La condición de refugiado cesará de ser aplicable a toda persona que:
a) Se ha acogido nuevamente de manera voluntaria a la protección del país de su nacionalidad;
b) Habiendo perdido su nacionalidad, la ha recobrado voluntariamente;
c) Ha adquirido una nueva nacionalidad y disfruta de la protección del país de su nueva nacionalidad;
d) Se ha establecido voluntariamente en el país que había abandonado o fuera del cual había permanecido por temor de ser perseguido;
e) No puede continuar negándose a acogerse a la protección del país de su nacionalidad, por haber desaparecido las circunstancias en virtud de las cuales fue reconocida como refugiada;
f) Si se trata de una persona que no tiene nacionalidad y, por haber desaparecido las circunstancias en virtud de las cuales fue reconocida como refugiada, está en condiciones de regresar al país donde tenía su residencia habitual.
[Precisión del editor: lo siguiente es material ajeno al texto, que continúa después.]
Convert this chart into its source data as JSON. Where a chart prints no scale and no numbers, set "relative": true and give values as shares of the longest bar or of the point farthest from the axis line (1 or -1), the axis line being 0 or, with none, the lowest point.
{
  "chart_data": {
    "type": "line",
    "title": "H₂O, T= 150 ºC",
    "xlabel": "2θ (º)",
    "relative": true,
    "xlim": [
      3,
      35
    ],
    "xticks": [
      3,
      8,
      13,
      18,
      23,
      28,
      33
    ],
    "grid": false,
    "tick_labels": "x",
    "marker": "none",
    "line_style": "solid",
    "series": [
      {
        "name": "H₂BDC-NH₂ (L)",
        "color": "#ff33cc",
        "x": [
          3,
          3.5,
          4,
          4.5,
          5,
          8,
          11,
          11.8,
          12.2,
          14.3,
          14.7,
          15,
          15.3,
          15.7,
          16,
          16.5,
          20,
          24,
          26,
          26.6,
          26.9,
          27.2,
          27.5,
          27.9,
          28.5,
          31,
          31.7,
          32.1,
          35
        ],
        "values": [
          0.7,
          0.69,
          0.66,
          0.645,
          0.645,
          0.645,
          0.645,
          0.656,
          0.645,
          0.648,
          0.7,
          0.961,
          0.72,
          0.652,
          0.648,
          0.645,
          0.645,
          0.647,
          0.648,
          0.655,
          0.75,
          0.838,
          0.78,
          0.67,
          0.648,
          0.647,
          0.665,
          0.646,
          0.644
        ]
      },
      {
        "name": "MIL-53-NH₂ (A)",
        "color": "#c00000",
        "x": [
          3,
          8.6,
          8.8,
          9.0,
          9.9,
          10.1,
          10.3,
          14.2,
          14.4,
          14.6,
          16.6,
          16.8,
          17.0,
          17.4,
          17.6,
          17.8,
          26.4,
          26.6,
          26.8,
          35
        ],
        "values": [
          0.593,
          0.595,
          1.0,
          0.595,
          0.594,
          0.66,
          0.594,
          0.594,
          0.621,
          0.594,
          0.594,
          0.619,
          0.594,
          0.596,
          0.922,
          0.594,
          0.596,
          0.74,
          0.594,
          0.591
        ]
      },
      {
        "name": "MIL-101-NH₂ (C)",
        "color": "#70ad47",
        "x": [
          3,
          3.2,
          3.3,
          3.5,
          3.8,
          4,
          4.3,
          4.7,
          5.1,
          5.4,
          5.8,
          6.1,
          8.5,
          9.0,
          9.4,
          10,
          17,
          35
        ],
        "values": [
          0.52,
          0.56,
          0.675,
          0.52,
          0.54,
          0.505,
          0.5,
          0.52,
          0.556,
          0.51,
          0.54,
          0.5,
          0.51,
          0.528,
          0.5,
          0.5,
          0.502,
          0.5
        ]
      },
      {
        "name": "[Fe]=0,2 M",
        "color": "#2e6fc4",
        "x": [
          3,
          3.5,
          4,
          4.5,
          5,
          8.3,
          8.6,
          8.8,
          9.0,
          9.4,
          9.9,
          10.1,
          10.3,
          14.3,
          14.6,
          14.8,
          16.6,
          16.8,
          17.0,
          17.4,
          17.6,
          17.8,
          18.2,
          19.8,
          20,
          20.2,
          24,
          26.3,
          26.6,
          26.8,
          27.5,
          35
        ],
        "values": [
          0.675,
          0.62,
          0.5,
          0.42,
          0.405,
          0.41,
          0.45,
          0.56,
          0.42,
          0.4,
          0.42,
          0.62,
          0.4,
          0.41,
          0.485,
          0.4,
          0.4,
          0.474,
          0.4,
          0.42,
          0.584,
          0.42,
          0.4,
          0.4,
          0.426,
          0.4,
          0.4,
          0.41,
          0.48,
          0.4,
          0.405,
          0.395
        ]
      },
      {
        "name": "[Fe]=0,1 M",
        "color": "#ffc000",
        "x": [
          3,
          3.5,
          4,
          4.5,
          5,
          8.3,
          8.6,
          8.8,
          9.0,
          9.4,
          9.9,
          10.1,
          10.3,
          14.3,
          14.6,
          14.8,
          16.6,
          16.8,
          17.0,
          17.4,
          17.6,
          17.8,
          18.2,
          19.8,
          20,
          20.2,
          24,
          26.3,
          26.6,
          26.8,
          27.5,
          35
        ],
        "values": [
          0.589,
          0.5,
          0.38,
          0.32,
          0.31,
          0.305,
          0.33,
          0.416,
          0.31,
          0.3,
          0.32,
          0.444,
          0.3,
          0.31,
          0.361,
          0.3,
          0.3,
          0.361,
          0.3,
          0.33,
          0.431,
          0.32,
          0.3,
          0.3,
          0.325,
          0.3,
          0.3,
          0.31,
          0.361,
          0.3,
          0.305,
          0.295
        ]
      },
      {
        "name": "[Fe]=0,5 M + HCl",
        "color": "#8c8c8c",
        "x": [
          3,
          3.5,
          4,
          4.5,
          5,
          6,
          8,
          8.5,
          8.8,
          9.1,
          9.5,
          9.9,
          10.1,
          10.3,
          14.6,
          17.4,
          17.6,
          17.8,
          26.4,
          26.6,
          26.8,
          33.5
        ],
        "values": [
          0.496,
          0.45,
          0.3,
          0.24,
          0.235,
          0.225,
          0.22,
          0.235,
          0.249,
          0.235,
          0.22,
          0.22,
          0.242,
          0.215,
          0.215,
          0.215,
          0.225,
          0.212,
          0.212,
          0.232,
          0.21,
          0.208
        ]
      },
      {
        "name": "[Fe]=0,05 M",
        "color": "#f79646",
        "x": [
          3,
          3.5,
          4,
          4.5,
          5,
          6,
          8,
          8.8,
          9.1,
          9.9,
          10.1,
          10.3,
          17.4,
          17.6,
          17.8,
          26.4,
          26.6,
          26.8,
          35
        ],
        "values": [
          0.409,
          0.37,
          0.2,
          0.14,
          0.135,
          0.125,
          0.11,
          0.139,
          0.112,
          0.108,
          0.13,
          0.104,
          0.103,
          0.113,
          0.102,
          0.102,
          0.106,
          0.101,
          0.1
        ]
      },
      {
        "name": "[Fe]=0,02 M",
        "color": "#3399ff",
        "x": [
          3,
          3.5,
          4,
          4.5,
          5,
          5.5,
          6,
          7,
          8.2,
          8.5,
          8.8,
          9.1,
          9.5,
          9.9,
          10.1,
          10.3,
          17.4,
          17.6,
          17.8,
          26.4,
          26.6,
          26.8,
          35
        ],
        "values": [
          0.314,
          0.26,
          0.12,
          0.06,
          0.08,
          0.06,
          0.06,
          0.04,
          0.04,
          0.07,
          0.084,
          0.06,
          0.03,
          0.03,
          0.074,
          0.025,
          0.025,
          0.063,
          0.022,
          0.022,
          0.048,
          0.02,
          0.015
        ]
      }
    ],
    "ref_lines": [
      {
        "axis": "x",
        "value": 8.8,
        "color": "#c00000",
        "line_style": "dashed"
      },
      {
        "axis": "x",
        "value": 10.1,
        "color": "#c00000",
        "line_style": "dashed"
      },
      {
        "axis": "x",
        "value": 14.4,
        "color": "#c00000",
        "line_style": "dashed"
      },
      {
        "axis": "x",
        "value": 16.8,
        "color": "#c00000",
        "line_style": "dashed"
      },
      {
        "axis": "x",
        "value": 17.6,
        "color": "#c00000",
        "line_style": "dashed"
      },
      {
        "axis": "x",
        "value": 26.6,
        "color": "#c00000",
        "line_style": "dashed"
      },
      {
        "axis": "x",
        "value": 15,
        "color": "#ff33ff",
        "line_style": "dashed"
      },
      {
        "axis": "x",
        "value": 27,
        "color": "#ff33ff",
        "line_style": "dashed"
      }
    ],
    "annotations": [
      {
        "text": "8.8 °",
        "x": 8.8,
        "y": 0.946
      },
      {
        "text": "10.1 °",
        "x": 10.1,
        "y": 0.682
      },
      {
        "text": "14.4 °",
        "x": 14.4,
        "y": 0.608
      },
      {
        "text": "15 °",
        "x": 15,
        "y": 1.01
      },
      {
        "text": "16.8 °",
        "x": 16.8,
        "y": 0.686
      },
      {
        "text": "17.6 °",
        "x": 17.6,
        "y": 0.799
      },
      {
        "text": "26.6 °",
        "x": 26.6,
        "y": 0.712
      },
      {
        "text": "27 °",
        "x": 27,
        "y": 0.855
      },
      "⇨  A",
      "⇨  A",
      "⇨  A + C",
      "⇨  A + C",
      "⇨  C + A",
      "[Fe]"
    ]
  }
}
No cesará la condición de refugiado a aquella persona comprendida bajo los supuestos e) y f) del presente artículo que pueda invocar razones imperiosas derivadas de la grave persecución por la que originalmente dejó su país de nacionalidad o residencia habitual o que, en su caso particular y a pesar del cambio de circunstancias en general, mantenga un fundado temor de persecución por motivos de raza, religión, nacionalidad, pertenencia a determinado grupo social u opiniones políticas.
Qué significa en la práctica
La condición cesa cuando la persona se acoge nuevamente a la protección de su país, recobra o adquiere una nacionalidad, se restablece voluntariamente en el país que dejó, o desaparecen las circunstancias por las que fue reconocida. No cesa si la persona puede invocar razones imperiosas derivadas de la persecución original o mantiene un fundado temor de persecución.